Éstas son algunas de las experiencias que ofrece la nueva exposición temporal Estación Espacial Papalote, una muestra creada, desarrollada y diseñada específicamente para el Papalote Museo del Niño, que ayer se inauguró.
“Es de suma importancia posicionar esa temática con los niños. Al seleccionarla, vamos con ciencia, tecnología, ingeniería, matemáticas; impulsar las habilidades en los niños desde una edad temprana”, comenta en entrevista Alejandra Cervantes, directora del museo desde enero de 2024.
“Se piensa que podemos fomentar estas habilidades en secundaria o en preparatoria, como un paso previo a la elección de la carrera profesional.
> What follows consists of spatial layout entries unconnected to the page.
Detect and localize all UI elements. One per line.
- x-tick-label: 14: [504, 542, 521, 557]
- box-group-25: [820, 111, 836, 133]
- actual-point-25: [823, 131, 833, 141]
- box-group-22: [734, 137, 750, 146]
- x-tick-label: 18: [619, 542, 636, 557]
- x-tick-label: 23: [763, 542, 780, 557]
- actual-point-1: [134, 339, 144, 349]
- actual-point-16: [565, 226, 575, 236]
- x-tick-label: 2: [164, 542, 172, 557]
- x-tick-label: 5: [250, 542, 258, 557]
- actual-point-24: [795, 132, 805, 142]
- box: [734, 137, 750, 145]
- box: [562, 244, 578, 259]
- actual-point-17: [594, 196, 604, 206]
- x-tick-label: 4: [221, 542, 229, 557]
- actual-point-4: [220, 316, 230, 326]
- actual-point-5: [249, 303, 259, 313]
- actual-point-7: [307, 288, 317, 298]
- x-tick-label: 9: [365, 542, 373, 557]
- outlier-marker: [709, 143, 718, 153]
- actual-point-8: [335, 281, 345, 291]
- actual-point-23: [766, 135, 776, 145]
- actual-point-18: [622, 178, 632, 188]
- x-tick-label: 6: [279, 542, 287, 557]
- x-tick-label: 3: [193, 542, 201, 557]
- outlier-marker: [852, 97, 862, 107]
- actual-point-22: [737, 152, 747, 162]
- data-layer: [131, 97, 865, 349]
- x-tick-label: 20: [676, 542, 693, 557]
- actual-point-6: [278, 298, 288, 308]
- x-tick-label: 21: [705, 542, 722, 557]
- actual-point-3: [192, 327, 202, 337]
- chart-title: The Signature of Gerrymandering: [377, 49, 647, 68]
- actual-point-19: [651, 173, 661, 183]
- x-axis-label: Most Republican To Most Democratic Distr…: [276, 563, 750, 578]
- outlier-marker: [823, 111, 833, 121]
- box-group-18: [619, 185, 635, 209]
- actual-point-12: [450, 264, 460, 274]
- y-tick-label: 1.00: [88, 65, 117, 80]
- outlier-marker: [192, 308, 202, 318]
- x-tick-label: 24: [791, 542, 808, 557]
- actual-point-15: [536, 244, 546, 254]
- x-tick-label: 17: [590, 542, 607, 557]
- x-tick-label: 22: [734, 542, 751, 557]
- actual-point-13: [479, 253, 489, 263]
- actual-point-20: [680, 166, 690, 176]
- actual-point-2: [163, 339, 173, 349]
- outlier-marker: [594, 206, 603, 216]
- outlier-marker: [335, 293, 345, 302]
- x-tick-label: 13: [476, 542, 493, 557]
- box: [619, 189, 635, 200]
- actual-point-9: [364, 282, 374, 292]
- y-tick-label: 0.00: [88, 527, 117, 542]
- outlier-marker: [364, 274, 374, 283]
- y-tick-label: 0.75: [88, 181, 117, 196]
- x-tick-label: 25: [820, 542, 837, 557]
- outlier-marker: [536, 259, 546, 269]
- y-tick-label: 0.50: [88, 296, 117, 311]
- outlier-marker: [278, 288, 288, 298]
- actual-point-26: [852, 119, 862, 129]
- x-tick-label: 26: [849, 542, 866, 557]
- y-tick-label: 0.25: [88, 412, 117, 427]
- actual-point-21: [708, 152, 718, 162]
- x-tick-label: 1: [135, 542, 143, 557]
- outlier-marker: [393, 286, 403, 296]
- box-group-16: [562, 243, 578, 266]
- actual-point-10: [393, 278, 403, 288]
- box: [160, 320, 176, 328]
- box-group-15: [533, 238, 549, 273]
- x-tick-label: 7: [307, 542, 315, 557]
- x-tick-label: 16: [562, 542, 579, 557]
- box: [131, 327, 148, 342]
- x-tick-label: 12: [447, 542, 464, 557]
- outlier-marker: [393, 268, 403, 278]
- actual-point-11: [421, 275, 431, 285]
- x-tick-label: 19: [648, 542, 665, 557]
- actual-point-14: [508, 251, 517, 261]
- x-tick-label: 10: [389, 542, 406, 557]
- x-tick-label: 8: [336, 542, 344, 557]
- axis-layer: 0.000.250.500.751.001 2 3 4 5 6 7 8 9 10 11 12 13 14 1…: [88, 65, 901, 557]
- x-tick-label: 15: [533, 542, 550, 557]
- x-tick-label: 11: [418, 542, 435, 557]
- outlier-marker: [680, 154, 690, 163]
Pero hemos estudiado que entre más temprano empezamos, más los impulsamos y más barreras de género o de idiosincrasia podemos derribar”, agrega.
La promotora cultural explica que el recorrido comienza cuando el visitante entra por un túnel luminoso y lo recibe un holograma de la ingeniera eléctrica y divulgadora de la ciencia Katya Echazarreta, la primera mujer mexicana en viajar al Espacio Suborbital, explicando de qué va la misión.
“Después pasas a la primera parte, que es el taller de construcción y de preparación; aquí puedes crear un cohete. Luego entras a la Estación Espacial, donde vemos una estructura central y tenemos una lanzadera de cohetes, que armaron previamente.
“Hay una zona en la que, por medio de electrónicos, recreas una exploración espacial en una superficie planetaria o lunar”, señala.
La gestora destaca “una vitrina que tiene objetos originales que han ido al espacio: el traje de Echazarreta, un traje que nos prestó el Space Center Houston de la NASA, cámaras fotográficas y ganchos que los astronautas han usado en el espacio. Todo esto se expone en México por primera vez”.
Indica que sigue una zona de Lego, “donde los niños tienen la oportunidad del juego libre, de creación, de fomentar la imaginación”; y otra área para niños de la primera infancia, de cero a 5 años, “donde pueden manejar pequeños cohetes, y superficies para dominar la inestabilidad”.
Cierra la muestra un mural. “Vemos a 11 mujeres que han estado involucradas en la exploración espacial. Y el mensaje es qué pasa con el linaje femenino, con las que llegaron antes en diferentes momentos históricos. Es una cadena de pasos. La historia de las mujeres que abrimos brecha, ir caminando y estar consciente de que vendrán muchas más”, afirma Cervantes.
Antes de irse, prosigue, los niños pueden seleccionar la profesión relacionada con la ciencia a la que pueden dedicarse. “Por medio de la inteligencia artificial tomamos una foto y les mostramos cómo se verían en unos años con la profesión que eligieron.
“Aquí el mensaje es que el único protagonista no es el astronauta. Hay todo un equipo de especialistas, de técnicos, estructuristas, biomecánicos y de científicos que están alrededor y apoyan en lo que se necesita para la llegada al espacio”, apunta.
Dice que los niños disfrutan estos temas porque “tenemos más a la mano la tecnología que hace unos años, la encontramos en la vida cotidiana”.
Echazarreta es la embajadora de la muestra. “Es para decirle a las niñas que sí podemos soñar en grande, que sí se cumplen esos sueños, sí nos gustan las matemáticas, sí hay que perseguir carreras en la ciencia”.
Agrega que los niños “tienen que salir con una creatividad y una inspiración de convertirse en lo que ellos quieran, de creérsela, de ver cómo cuando tienes un sueño hay que trabajar para hacerlo realidad; pero quitar ciertas barreras intelectuales o ciertas barreras de género que no permiten llegar a ese objetivo.
“Entonces, con que los niños y las niñas salgan creyendo, empoderados, que pueden cumplir sus sueños y que pueden llegar tan lejos como ellos quieran, es una misión cumplida”, concluye.
El Papalote ha desarrollado, en sus 32 años de vida, más de 50 exposiciones temporales.